– Ого, – говорит она. – Беременная. Я только посмотрю.
Катька прижимается носом к стеклу. Там ящерица нервно встаёт на задние лапы, пытаясь выбраться из банки.
– Отдай, уронишь, – повторяю я зачем-то ещё раз, хотя банка уже стоит у меня на коленях.
– Какая красивая, – говорит Катька. – Смотри, пятнышки на спинке.
Я молчу.
– Слушай, можно я её домой возьму? Только до пятницы? В пятницу вечером мы опять приедем.
– Ещё чего. В город с ящерицей. Чем ты её кормить будешь?
– Мух наловлю, – говорит Катька.
– Ну уж нет, она моя.
– Ну пожалуйста! Я тебе … ну хочешь я тебе свой попрыгунчик дам поиграть?
Попрыгунчик – это мечта. Он большой, почти прозрачный, с блёстками. Он взлетает выше третьего этажа, если как следует стукнуть им об асфальт. Но я держусь.
– Что мне твой попрыгунчик в деревне, тут с ним играть негде.
– Ну пожалуйста! Я тебе… пластилин привезу. У меня новая коробка. Двенадцать цветов!
Пластилин – это интересно. В деревне можно лепить только из глины. Фигурки я обжигаю в печке, там они часто трескаются. Их нужно склеивать перед тем, как красить, а клей есть только у дедушки и даёт он его неохотно…
Я вдруг понимаю, что у меня в банке целый мир. Я могу сделать с ним всё, что захочу. Могу выменять на всё, что угодно. И, кажется, я понимаю, что мне нужно.
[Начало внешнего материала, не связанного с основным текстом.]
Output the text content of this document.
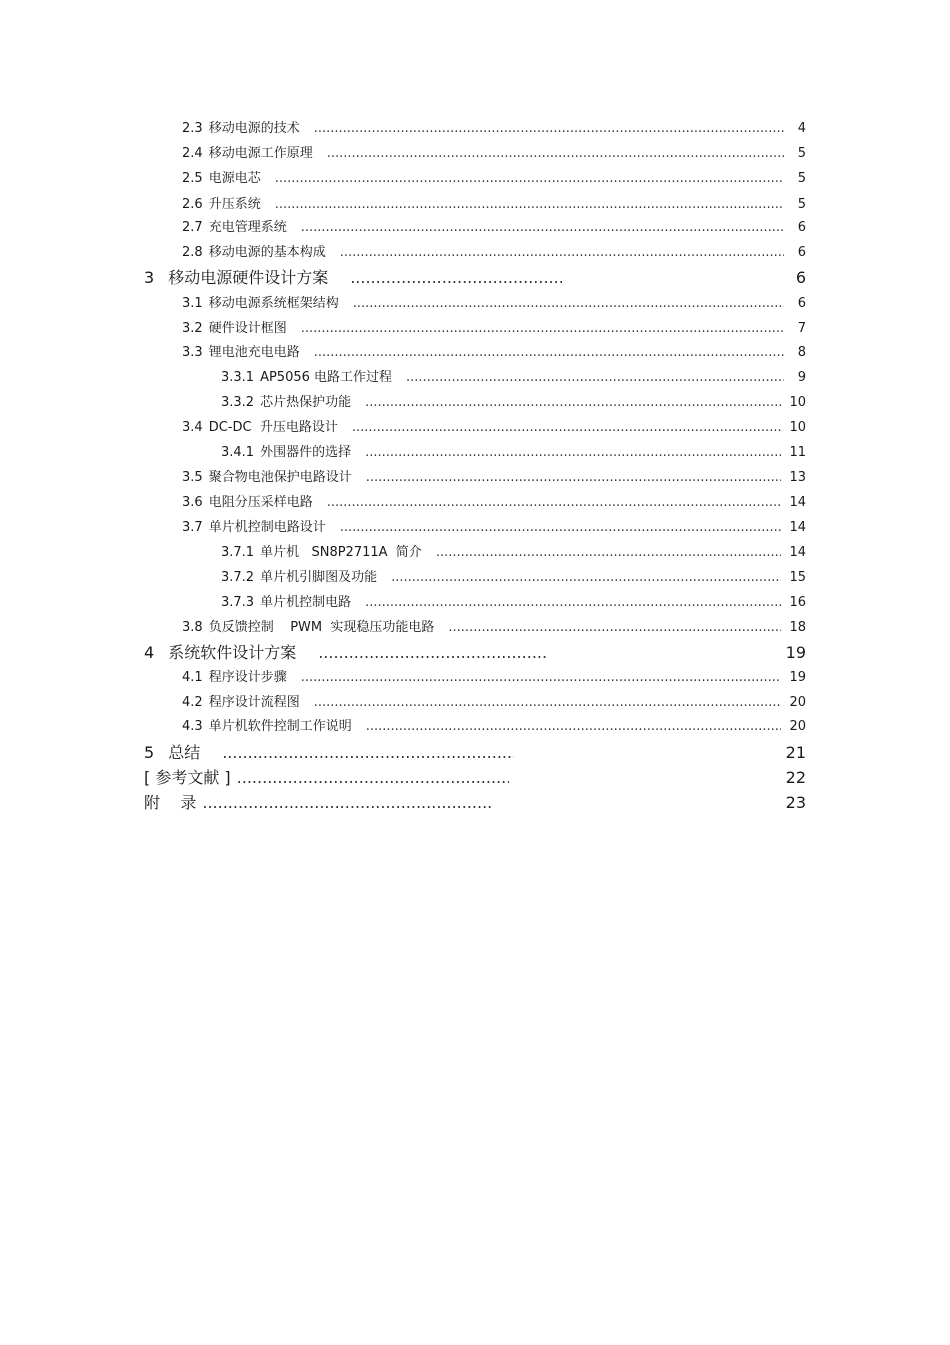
2.3 移动电源的技术 .....	4
2.4 移动电源工作原理 .....	5
2.5 电源电芯 .....	5
2.6 升压系统 .....	5
2.7 充电管理系统 .....	6
2.8 移动电源的基本构成 .....	6
3 移动电源硬件设计方案 .....	6
3.1 移动电源系统框架结构 .....	6
3.2 硬件设计框图 .....	7
3.3 锂电池充电电路 .....	8
3.3.1 AP5056 电路工作过程 .....	9
3.3.2 芯片热保护功能 .....	10
3.4 DC-DC  升压电路设计 .....	10
3.4.1 外围器件的选择 .....	11
3.5 聚合物电池保护电路设计 .....	13
3.6 电阻分压采样电路 .....	14
3.7 单片机控制电路设计 .....	14
3.7.1 单片机   SN8P2711A  简介 .....	14
3.7.2 单片机引脚图及功能 .....	15
3.7.3 单片机控制电路 .....	16
3.8 负反馈控制    PWM  实现稳压功能电路 .....	18
4 系统软件设计方案 .....	19
4.1 程序设计步骤 .....	19
4.2 程序设计流程图 .....	20
4.3 单片机软件控制工作说明 .....	20
5 总结 .....	21
[ 参考文献 ] .....	22
附    录 .....	23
– Папу, – говорю я. – Я тебе ящерицу. Насовсем забирай. А ты мне – папу.
– Это как?
– Ну как. Вот у тебя есть папа. А у меня нет. Пусть твой папа будет как будто мой папа.
Катька молчит.
Кажется, сделка не удастся.
– Ну, хотя бы на выходные, – пытаюсь как-то спасти ситуацию я. – Например… по субботам. По воскресеньям это будет твой папа. А по субботам – мой.
Катька молчит.
Молчит.
Молчит.
Потом поднимает глаза и говорит неожиданно серьёзно, без тени обычной насмешки: «Так не получится. Папа у каждого свой должен быть. Мой папа тебе дядя».
Это правда. Катькин папа мне дядя, потому что он брат мамы. Это я знаю. Но, может, это ещё можно как-то поменять?
Ящерица забыта. Я вдруг задумалась о том, откуда люди берут пап.
– Кать, а ты как узнала, что это твой папа?, – спрашиваю я
– Ну как-как, – говорит она. – Он к нам вечером домой приходит и там спит. Ещё со мной играет иногда. И говорит «веди себя хорошо».
Я перебираю в голове всех знакомых, которые когда-то вечером бывали у нас дома. Кто из них оставался дома спать? Я не помню. Обычно я ложусь спать раньше, чем взрослые. Кто из них со мной играл? Кажется, никто. Иногда они приводят с собой своих детей и тогда мы играем вместе. Кто говорил «веди себя хорошо»? Да все так говорят. Особенно когда день рождения.
Вечером, когда Катька уже сопит за стенкой, я решаю написать письмо. Никогда не видела, как взрослые пишут письма, но точно знаю, что для этого нужна специальная бумажка. Взрослая такая.
Я выбираюсь из кровати и роюсь в дедушкином письменном столе. Вот какие-то бумажки, выглядят серьёзно. Я подношу один такой листок к окну – снаружи ещё светло – и разбираю маленькие напечатанные буквы: ТЕ ЛЕ ГРА…. Наверное, подойдёт.
Зелёным фломастером, не умещаясь в напечатанные строчки, я вывожу: ДА РА ГОЙ ПА ПА ЧКА. Больше места на бланке нет. Я переворачиваю его, но «ПА» и «ЧКА» просвечивают с другой стороны, так что больше ничего написать не получится.
Взять второй бланк я не решаюсь. Дедушка не любит, когда мы роемся в его столе.
Я забираюсь в кровать и складываю листок в четыре раза. Прячу его под подушку и закрываю глаза. Я не дописала до конца, но это не страшно, потому что он всё равно всё поймёт. Я ведь только хотела сказать: «Дорогой папочка, приходи, пожалуйста. Я буду вести себя хорошо».